No. 10: March Madness

The team came from a smallish private school from Indiana. It played not in the Big Ten but in the Horizon League. Its home gym, Hinkle Fieldhouse, was the location of both the real-life and the movie versions of “Hoosiers.” (The guy who hit that real shot — Bobby Plump of Milan High, in 1952 — is an alum.) The coach was a boyish-looking pharmaceutical sales rep. Virtually none of the players was considered a top recruit. And they darn near won the NCAA men’s basketball tournament anyway.

Butler’s Bulldogs came a buzzer-beating, rim-rattling, three-pointer away from upsetting Duke in what would’ve been one of the great stories in American hoops history. The Blue Devils and their coach, Mike Krzyzewski, were worthy champs for the fourth time, but the story of college basketball was the Little Team That Could.
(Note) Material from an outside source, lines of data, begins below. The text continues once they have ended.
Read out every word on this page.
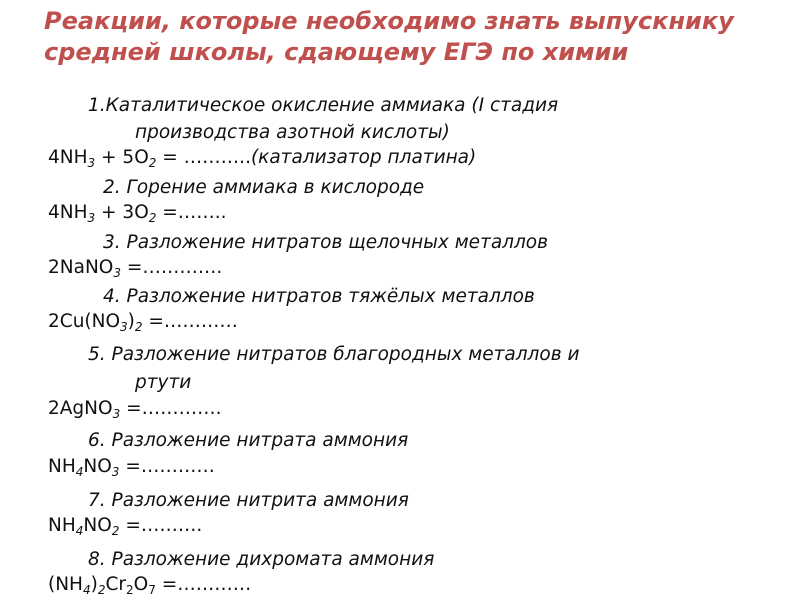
Реакции, которые необходимо знать выпускнику средней школы, сдающему ЕГЭ по химии

1.Каталитическое окисление аммиака (I стадия

производства азотной кислоты)

$4NH_3 + 5O_2$ = ………..(катализатор платина)

2. Горение аммиака в кислороде

$4NH_3 + 3O_2$ =……..

3. Разложение нитратов щелочных металлов

2NaNO$_3$ =………….

4. Разложение нитратов тяжёлых металлов

$2Cu(NO_3)_2$ =…………

5. Разложение нитратов благородных металлов и

ртути

2AgNO$_3$ =………….

6. Разложение нитрата аммония

$NH_4NO_3$ =…………

7. Разложение нитрита аммония

$NH_4NO_2$ =……….

8. Разложение дихромата аммония

$(NH_4)_2Cr_2O_7$ =…………
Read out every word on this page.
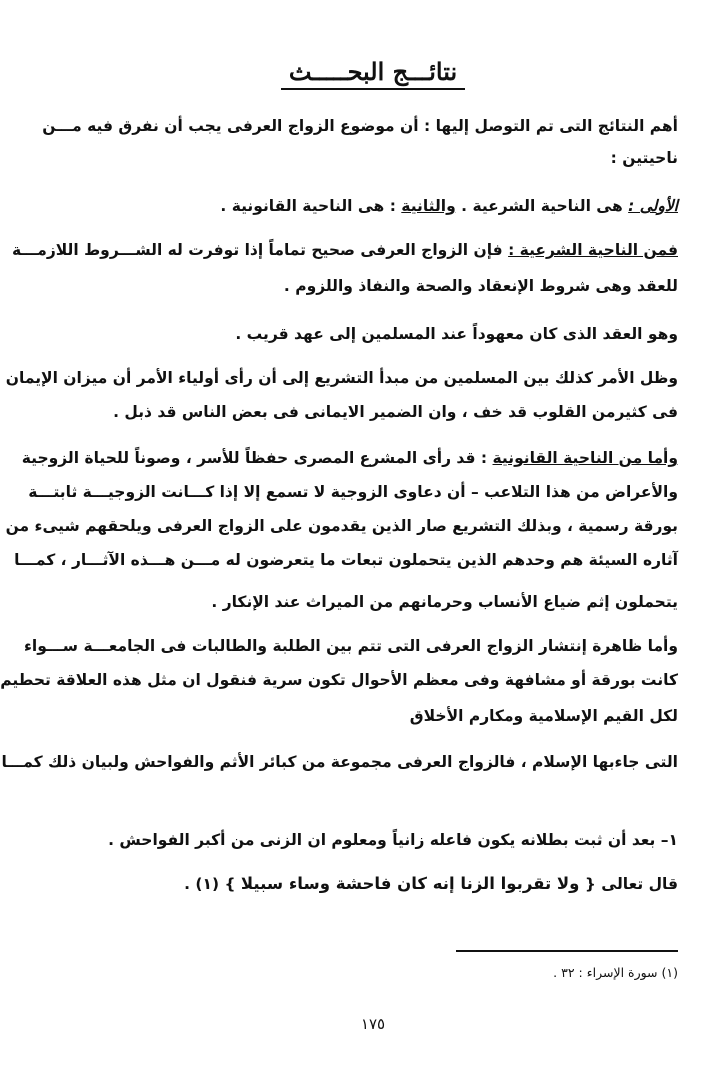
نتائـــج البحـــــث
أهم النتائج التى تم التوصل إليها : أن موضوع الزواج العرفى يجب أن نفرق فيه مـــن
ناحيتين :
الأولى : هى الناحية الشرعية . والثانية : هى الناحية القانونية .
فمن الناحية الشرعية : فإن الزواج العرفى صحيح تماماً إذا توفرت له الشـــروط اللازمـــة
للعقد وهى شروط الإنعقاد والصحة والنفاذ واللزوم .
وهو العقد الذى كان معهوداً عند المسلمين إلى عهد قريب .
وظل الأمر كذلك بين المسلمين من مبدأ التشريع إلى أن رأى أولياء الأمر أن ميزان الإيمان
فى كثيرمن القلوب قد خف ، وان الضمير الايمانى فى بعض الناس قد ذبل .
وأما من الناحية القانونية : قد رأى المشرع المصرى حفظاً للأسر ، وصوناً للحياة الزوجية
والأعراض من هذا التلاعب – أن دعاوى الزوجية لا تسمع إلا إذا كـــانت الزوجيـــة ثابتـــة
بورقة رسمية ، وبذلك التشريع صار الذين يقدمون على الزواج العرفى ويلحقهم شيىء من
آثاره السيئة هم وحدهم الذين يتحملون تبعات ما يتعرضون له مـــن هـــذه الآثـــار ، كمـــا
يتحملون إثم ضياع الأنساب وحرمانهم من الميراث عند الإنكار .
وأما ظاهرة إنتشار الزواج العرفى التى تتم بين الطلبة والطالبات فى الجامعـــة ســـواء
كانت بورقة أو مشافهة وفى معظم الأحوال تكون سرية فنقول ان مثل هذه العلاقة تحطيم
لكل القيم الإسلامية ومكارم الأخلاق
التى جاءبها الإسلام ، فالزواج العرفى مجموعة من كبائر الأثم والفواحش ولبيان ذلك كمـــا
١– بعد أن ثبت بطلانه يكون فاعله زانياً ومعلوم ان الزنى من أكبر الفواحش .
قال تعالى { ولا تقربوا الزنا إنه كان فاحشة وساء سبيلا } (١) .
(١) سورة الإسراء : ٣٢ .
١٧٥
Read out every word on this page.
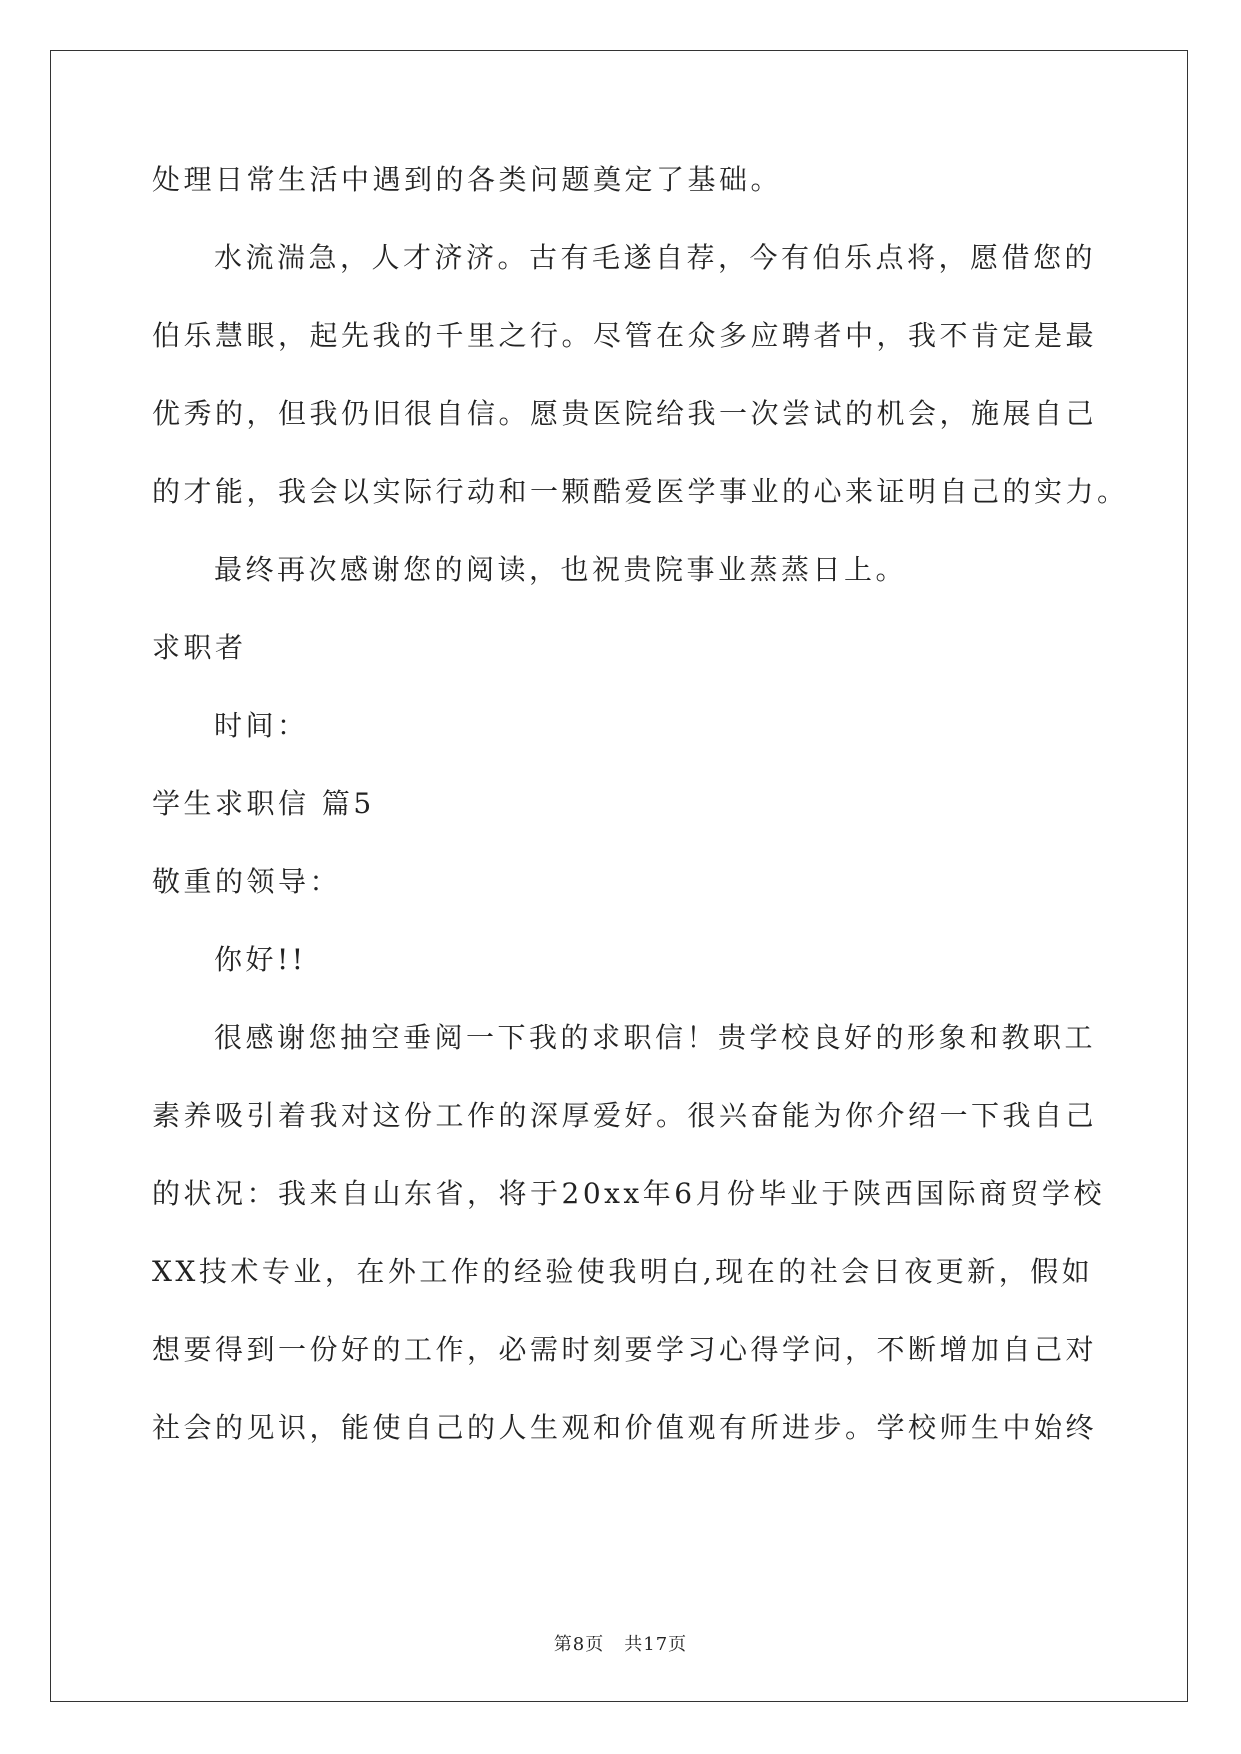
处理日常生活中遇到的各类问题奠定了基础。
水流湍急，人才济济。古有毛遂自荐，今有伯乐点将，愿借您的
伯乐慧眼，起先我的千里之行。尽管在众多应聘者中，我不肯定是最
优秀的，但我仍旧很自信。愿贵医院给我一次尝试的机会，施展自己
的才能，我会以实际行动和一颗酷爱医学事业的心来证明自己的实力。
最终再次感谢您的阅读，也祝贵院事业蒸蒸日上。
求职者
时间：
学生求职信 篇5
敬重的领导：
你好!!
很感谢您抽空垂阅一下我的求职信！贵学校良好的形象和教职工
素养吸引着我对这份工作的深厚爱好。很兴奋能为你介绍一下我自己
的状况：我来自山东省，将于20xx年6月份毕业于陕西国际商贸学校
XX技术专业，在外工作的经验使我明白,现在的社会日夜更新，假如
想要得到一份好的工作，必需时刻要学习心得学问，不断增加自己对
社会的见识，能使自己的人生观和价值观有所进步。学校师生中始终
第8页 共17页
There is nothing flashy about what coach Brad Stevens calls “the Butler Way.” It’s about finding good students who also want to be good players and good teammates. Stevens kept noting that things like budgets and football stadiums have “no impact on a five-on-five basketball game.”

In a sport awash in corruption and cutting corners, this was beyond a breath of fresh air.

Butler isn’t new to the national scene; the team has been making NCAA tournament noise for almost a decade. Yet it never had a season like this. The team bulldozed through the midmajor Horizon League and then brushed off critics who said it was too small and too weak.

En route to the title game, held just miles from its Indianapolis campus, Butler knocked off big-name, big-budget programs Syracuse, Kansas State, and Michigan State. By the end, few saw the Bulldogs as underdogs: They were favored to beat mighty Michigan State.

“If you don’t believe it, you can’t achieve it,” Stevens kept saying.

Butler got most of America to believe and came one rim bounce away from achieving the ultimate glory.